1. Eliminate countertop clutter. According to research by Dr. Brian Wansink, an expert on eating behavior, people eat 44% more snacks when their kitchen is cluttered than when it is clean and organized. Something as simple as removing foods high in carbohydrates (i.e. cereal) from the counter tops makes it easier to eat healthier. Out of sight, out of mind, is true for the kitchen.
2. Place a fruit bowl on the counter. Make the healthiest foods, like fruit, the most visible and easily accessible in your kitchen. Conversely, remove all unhealthy, “junk food” from the counter tops (and your house altogether, ideally). If you have a difficult time deciding what is healthy and unhealthy, a good rule of thumb is to not have any food on your counter top except fruit.
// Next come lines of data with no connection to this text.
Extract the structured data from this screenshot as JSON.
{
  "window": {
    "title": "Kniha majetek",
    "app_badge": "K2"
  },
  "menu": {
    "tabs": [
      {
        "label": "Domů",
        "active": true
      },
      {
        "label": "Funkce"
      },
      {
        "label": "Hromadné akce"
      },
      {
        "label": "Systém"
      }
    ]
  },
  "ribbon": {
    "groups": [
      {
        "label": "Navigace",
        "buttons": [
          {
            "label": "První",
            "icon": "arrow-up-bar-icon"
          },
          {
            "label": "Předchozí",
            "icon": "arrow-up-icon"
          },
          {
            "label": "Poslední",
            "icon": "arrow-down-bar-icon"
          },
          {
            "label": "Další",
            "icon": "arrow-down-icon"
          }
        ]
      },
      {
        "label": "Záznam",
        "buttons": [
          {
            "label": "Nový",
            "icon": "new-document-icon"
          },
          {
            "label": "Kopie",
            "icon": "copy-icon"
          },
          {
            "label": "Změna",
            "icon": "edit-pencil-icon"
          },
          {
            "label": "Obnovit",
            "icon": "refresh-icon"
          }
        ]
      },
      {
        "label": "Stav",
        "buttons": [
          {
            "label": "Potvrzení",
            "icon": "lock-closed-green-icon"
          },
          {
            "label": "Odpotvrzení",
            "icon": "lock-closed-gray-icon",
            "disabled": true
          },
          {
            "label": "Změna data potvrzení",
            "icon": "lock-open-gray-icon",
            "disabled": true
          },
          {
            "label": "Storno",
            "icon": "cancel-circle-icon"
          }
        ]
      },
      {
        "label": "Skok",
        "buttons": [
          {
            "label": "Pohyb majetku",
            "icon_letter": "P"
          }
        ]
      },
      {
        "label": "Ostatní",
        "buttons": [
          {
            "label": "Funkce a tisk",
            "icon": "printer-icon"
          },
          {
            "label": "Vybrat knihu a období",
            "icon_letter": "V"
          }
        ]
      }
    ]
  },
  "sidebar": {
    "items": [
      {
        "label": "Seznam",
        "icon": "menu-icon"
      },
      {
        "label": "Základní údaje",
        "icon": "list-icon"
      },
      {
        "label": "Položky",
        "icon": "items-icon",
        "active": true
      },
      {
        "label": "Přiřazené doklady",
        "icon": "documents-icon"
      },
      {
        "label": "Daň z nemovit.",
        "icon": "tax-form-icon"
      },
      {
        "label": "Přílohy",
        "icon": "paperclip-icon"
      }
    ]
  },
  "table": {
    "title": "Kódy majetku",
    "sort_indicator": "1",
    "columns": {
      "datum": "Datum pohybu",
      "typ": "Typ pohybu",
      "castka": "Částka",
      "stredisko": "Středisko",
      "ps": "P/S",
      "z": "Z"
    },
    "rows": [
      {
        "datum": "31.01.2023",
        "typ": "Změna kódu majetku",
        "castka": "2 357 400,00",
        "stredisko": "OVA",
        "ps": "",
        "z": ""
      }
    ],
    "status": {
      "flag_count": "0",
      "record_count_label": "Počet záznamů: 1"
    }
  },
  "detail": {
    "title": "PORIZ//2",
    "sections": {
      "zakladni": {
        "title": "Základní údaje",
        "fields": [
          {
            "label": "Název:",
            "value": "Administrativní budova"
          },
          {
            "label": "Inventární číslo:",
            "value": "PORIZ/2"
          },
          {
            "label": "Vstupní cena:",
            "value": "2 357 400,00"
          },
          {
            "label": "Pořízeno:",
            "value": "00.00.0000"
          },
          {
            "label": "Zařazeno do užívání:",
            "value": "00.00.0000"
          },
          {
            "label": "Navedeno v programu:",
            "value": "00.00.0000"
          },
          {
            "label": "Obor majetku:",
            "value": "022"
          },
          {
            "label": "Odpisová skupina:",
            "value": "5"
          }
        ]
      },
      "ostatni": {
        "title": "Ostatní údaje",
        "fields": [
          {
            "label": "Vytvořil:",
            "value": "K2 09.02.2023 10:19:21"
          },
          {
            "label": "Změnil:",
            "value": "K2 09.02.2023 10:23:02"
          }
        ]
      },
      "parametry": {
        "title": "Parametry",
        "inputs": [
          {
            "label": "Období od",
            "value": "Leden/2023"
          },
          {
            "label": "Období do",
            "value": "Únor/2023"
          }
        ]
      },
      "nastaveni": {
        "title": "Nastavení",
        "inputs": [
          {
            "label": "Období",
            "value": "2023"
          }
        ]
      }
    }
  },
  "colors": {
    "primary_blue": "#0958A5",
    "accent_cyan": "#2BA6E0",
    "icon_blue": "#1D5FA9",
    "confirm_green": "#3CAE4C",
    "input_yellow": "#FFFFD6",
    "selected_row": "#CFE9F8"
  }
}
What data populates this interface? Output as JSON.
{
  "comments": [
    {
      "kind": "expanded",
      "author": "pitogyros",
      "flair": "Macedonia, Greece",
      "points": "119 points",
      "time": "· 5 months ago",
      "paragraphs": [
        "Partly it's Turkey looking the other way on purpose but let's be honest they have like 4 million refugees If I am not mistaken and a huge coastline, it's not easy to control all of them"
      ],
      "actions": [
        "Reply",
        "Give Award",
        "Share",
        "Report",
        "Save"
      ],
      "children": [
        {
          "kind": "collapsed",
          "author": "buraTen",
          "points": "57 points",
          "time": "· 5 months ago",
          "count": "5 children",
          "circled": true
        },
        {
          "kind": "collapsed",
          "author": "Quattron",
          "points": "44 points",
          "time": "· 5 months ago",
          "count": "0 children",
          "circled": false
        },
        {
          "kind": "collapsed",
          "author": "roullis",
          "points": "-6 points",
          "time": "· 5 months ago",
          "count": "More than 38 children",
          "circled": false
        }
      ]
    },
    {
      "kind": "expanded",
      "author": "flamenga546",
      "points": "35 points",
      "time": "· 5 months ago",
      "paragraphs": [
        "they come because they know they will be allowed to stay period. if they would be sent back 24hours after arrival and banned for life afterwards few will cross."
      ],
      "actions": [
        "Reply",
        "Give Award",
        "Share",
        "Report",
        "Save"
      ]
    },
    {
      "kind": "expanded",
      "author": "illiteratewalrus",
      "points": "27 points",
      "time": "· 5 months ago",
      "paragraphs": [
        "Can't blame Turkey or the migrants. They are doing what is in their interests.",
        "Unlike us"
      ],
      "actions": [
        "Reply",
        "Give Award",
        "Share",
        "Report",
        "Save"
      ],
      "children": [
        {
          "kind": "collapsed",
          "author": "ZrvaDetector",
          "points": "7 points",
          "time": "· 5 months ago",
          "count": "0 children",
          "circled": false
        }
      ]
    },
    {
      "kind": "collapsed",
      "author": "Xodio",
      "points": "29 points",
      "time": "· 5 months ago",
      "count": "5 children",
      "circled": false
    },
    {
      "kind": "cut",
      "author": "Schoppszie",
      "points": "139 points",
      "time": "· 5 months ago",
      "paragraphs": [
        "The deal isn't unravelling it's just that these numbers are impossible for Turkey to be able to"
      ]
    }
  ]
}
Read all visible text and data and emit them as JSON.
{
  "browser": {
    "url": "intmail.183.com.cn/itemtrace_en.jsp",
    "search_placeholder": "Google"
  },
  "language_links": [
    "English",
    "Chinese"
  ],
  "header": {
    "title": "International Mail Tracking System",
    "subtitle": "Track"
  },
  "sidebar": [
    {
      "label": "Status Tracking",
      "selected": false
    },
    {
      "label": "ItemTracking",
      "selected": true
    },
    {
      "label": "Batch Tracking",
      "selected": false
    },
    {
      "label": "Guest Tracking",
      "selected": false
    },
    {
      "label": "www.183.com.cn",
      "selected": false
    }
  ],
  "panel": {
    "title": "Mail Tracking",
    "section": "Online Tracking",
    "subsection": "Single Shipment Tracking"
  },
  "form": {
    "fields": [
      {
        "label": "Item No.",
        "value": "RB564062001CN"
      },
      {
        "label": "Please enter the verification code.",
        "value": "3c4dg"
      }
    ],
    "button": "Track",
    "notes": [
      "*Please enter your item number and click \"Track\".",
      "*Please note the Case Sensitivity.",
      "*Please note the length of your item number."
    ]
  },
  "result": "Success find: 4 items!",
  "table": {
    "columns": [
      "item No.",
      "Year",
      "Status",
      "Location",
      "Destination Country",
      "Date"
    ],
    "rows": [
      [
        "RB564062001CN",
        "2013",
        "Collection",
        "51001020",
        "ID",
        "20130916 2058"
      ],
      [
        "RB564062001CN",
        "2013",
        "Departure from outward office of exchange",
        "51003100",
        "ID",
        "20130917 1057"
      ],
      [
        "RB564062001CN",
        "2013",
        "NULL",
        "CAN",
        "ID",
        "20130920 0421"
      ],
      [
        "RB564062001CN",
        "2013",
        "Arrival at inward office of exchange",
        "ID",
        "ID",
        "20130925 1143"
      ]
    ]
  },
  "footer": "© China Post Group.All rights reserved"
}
3. Don’t buy unhealthy foods to keep in the house. Instead, go “out” for the more unhealthy stuff. For example, if you love ice cream, don’t keep it in the house. Treat yourself to some ice cream once per week by going out to have a single serving of ice cream. This way, you will start to view ice cream as a treat that is ok to have every now and then, instead of every day.
4. Move undesirable food to the cabinets. Undesirable foods aren’t necessarily unhealthy, but they are foods that you have a hard time controlling the portion of (i.e. mixed nuts). By moving these types of foods to the cabinet, you are making them harder to get to, which means you will be less likely to end up mindlessly eating them.
5. Prepare healthy meals in advance. When hungry and in a hurry, we often choose unhealthy foods to eat. If you have ever grocery shopped while hungry, then you probably know the feeling. For a lot of people, Sunday is a good day to make a couple of healthy meals that will last through the week. By making meals ahead of time and storing them in the fridge, you will have a quick go-to healthy meal option that will make it easier to drive right past all the fast food places on your way home.
6. Pre-wash and prep foods when you unload groceries from the store. Wash all the fruits and vegetables as you unpack them. This will save time later. Also, if you buy meat in bulk, go ahead and put it into individual zip top bags and place in the freezer. While buying in bulk can be a good way to save money, often times it’s at the cost of increased calorie intake. Portioning out items bought in bulk as soon as you get home allows you to get the deal without all the extra calories.
7. Prepare portioned snacks ahead of time. While most “snack size” foods are easy to grab when you’re in a hurry, they are also typically highly processed and full of added sugar and fat. Help yourself out by preparing some healthier, portioned snacks in your free time. You can measure out your favorite snack into a snack size zip top bag. The next time you are in a hurry and need to grab a quick snack, it will be ready. Some examples of this are popcorn, mixed nuts, unsweetened dried fruit, carrots, celery, and grapes and cheese.
8. Serve food off the stove, not the table. People who eat with serving dishes on the table are more likely to go back for second and third helpings before their body has had enough time to comprehend if it’s still hungry or not. By keeping the serving dishes on the stove, it will take a bit more of a conscious decision to decide if you are truly hungry enough to get up for a second helping.